The Decline and Fall of the Catholic Church in America

I finished a fascinating book recently: The Decline and Fall of the Catholic Church in America by David Carlin. Unlike many liberal or progressive Catholic authors he recognizes that the U.S. Church has been in a steep decline in the post-Vatican II era, and he does not prescribe married and women priests or the election of bishops by the laity as the solution. On the other hand he is no traditionalist either, he calls Vatican II an historically necessary event and does not call for a return to the Tridentine Mass and a retreat into the “Catholic ghetto.” So what does he believe?

Well, his basic thesis is that three forces came together at the same time to knock our Church on its heels: Vatican II, the acceptance of Catholics into mainstream American culture, and the rise of secularism as the dominant force in that culture. Carlin makes the case that from the founding of our nation until the 1960's America had a Protestant culture, and Catholics were an excluded and sometimes persecuted minority within that culture. While this position had many drawbacks, one benefit to living in the “Catholic ghetto” was that it tended to preserve the solidarity and cultural identity of Catholics while shielding them from the influence of the broader culture.

This isolation was not just an American phenomenon, rather Carlin asserts that is was in part a deliberate strategy put in place by the council of Trent and the counter-Reformation. In response to the threat of the Reformation, the Church defined Protestantism as enemy number one and created a “fortress” mentality to protect the Church. By the time of Vatican II however, the Church fathers judged (in Carlin’s view correctly) that Protestantism was no longer a major threat and thus the “fortress” was no longer needed; in fact it now served as a barrier preventing the Church from effectively evangelizing to the world, hence the need for “aggiornamento.”

When the Berlin Wall fell and the Cold War ended, many Americans during the 1990's falsely assumed that there were no more enemies left in the world and that foreign policy was no longer relevant. In a similar way American bishops blindly assumed after Vatican II that the Church had no enemies left worth fighting and were caught completely unprepared when the cultural revolution of the Sixties overthrew American’s “Judeo-Christian” culture and replaced it with the rampant secularism that predominates today. Vatican II may have been necessary (though Carlin never fully explains why) but it came at the worst possible time; the Church threw open the gates of its fortress just as a brand new enemy arrived on the scene to storm the walls.

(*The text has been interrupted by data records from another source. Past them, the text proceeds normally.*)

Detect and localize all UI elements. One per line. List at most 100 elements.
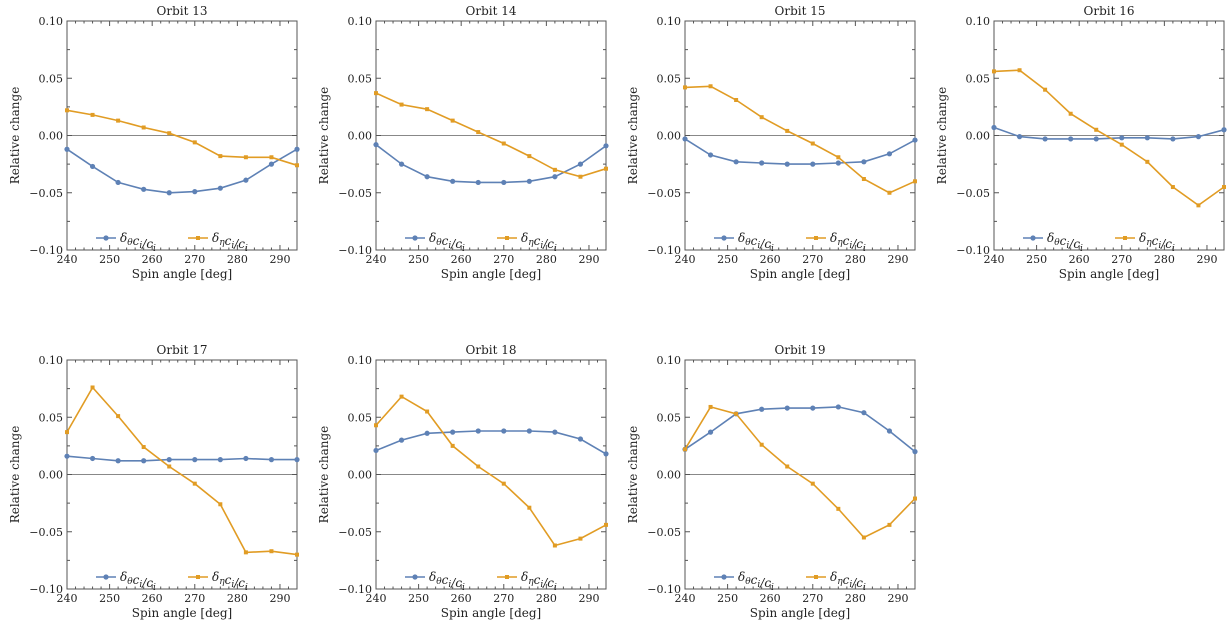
data-point: [887, 522, 892, 527]
legend-label: δθci/ci: [1047, 231, 1083, 254]
x-tick-label: 240: [57, 253, 78, 266]
data-point: [475, 179, 481, 186]
data-point: [835, 404, 841, 410]
legend-swatch-marker: [103, 235, 109, 241]
legend-swatch-marker: [814, 575, 818, 579]
x-tick-label: 240: [366, 592, 387, 605]
x-tick-label: 270: [493, 592, 514, 605]
data-point: [759, 406, 765, 412]
data-point: [577, 436, 584, 442]
x-tick-label: 250: [99, 253, 120, 266]
y-axis-label: Relative change: [626, 87, 640, 185]
y-tick-label: 0.00: [657, 130, 682, 143]
data-point: [886, 151, 893, 157]
data-point: [861, 535, 866, 540]
data-point: [552, 174, 558, 180]
data-point: [682, 136, 688, 142]
series-line-0: [375, 144, 607, 184]
x-axis-label: Spin angle [deg]: [441, 267, 541, 281]
y-tick-label: 0.10: [657, 354, 682, 367]
x-tick-label: 240: [675, 592, 696, 605]
data-point: [501, 481, 506, 486]
data-point: [1093, 136, 1099, 142]
legend-swatch-marker: [412, 574, 418, 580]
data-point: [374, 423, 378, 428]
series-line-0: [684, 406, 916, 453]
y-tick-label: −0.05: [338, 187, 372, 200]
x-axis-label: Spin angle [deg]: [750, 267, 850, 281]
data-point: [218, 502, 223, 507]
legend-swatch-marker: [814, 236, 818, 240]
y-tick-label: 0.10: [348, 354, 373, 367]
data-point: [991, 124, 997, 131]
y-axis-label: Relative change: [8, 426, 22, 524]
x-tick-label: 250: [408, 592, 429, 605]
data-point: [1144, 135, 1150, 141]
legend-label: δηci/ci: [521, 570, 557, 593]
data-point: [269, 549, 274, 554]
data-point: [604, 166, 608, 171]
data-point: [707, 429, 714, 435]
data-point: [785, 464, 790, 469]
data-point: [268, 457, 275, 463]
legend-label: δηci/ci: [1139, 231, 1175, 254]
data-point: [450, 443, 455, 448]
data-point: [604, 522, 608, 527]
series-line-0: [684, 138, 916, 165]
series-line-1: [993, 69, 1225, 207]
legend: δθci/ci δηci/ci: [405, 231, 557, 254]
data-point: [708, 84, 713, 89]
series-line-0: [66, 148, 298, 194]
x-tick-label: 270: [802, 253, 823, 266]
data-point: [913, 179, 917, 184]
data-point: [373, 447, 379, 454]
y-tick-label: 0.10: [39, 354, 64, 367]
data-point: [476, 464, 481, 469]
y-tick-label: 0.00: [966, 130, 991, 143]
data-point: [836, 506, 841, 511]
series-line-1: [375, 92, 607, 178]
data-point: [295, 163, 299, 168]
chart-title: Orbit 14: [466, 4, 517, 18]
y-tick-label: −0.05: [29, 526, 63, 539]
x-tick-label: 280: [536, 253, 557, 266]
y-tick-label: −0.05: [647, 187, 681, 200]
data-point: [115, 458, 121, 464]
data-point: [1196, 203, 1201, 208]
y-tick-label: −0.10: [338, 583, 372, 596]
data-point: [733, 159, 739, 165]
data-point: [501, 179, 507, 186]
x-tick-label: 290: [887, 592, 908, 605]
data-point: [424, 430, 430, 436]
data-point: [759, 442, 764, 447]
data-point: [1119, 135, 1125, 141]
y-tick-label: −0.10: [647, 244, 681, 257]
x-tick-label: 260: [760, 592, 781, 605]
y-tick-label: −0.05: [338, 526, 372, 539]
legend-label: δθci/ci: [120, 231, 156, 254]
legend: δθci/ci δηci/ci: [1023, 231, 1175, 254]
legend-swatch-marker: [412, 235, 418, 241]
y-tick-label: −0.10: [956, 244, 990, 257]
y-tick-label: 0.05: [966, 72, 991, 85]
data-point: [1170, 136, 1176, 142]
data-point: [166, 457, 172, 463]
data-point: [294, 457, 300, 463]
y-tick-label: −0.05: [956, 187, 990, 200]
legend-swatch-marker: [196, 575, 200, 579]
y-tick-label: 0.10: [657, 15, 682, 28]
data-point: [784, 161, 790, 167]
data-point: [1017, 68, 1022, 73]
data-point: [65, 430, 69, 435]
data-point: [708, 404, 713, 409]
data-point: [886, 428, 893, 434]
data-point: [501, 428, 507, 434]
y-tick-label: 0.05: [39, 411, 64, 424]
legend-swatch-marker: [196, 236, 200, 240]
x-tick-label: 280: [227, 592, 248, 605]
x-tick-label: 270: [1111, 253, 1132, 266]
data-point: [810, 161, 816, 167]
chart-panel-18: Orbit 18 −0.10 −0.05 0.00 0.05 0.10 240 250 260 2…: [317, 343, 609, 620]
x-axis-label: Spin angle [deg]: [1059, 267, 1159, 281]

And all this at the very time that socioeconomic forces were bringing more and more Catholic families out of the old ghettos and into mainstream American suburban middle-class life.

So what do we do now? Carlin admits he doesn’t have all the answers, but proposes that the first order of business is to officially declare that “secularism” (for lack of a better term) is the new enemy number one. He points out that people often define themselves as much by what they are against as by what they are for, consider for instance the recent elections. For the past 500 years many Catholics defined themselves as not Protestant, and now we can forge a similar unity by aggressively defining ourselves as not secularist.

Carlin was a Rhode Island state senator for over a decade and clearly he understand party politics. He draws a second analogy from politics and suggests that the Church needs to “tend to its base.” Politicians who spend all their time courting “middle of the road” voters while ignoring their hardcore supporters tend to lose elections; Carlin suggests that the Church has spent too much time and effort trying to make itself appealing to lukewarm and largely secularized Catholics while ignoring the needs and demands of the most orthodox and loyal Catholics who make up its base.

None of these ideas were entirely new to me but Carlin brings them all together in a compelling and readable book. I highly recommend it.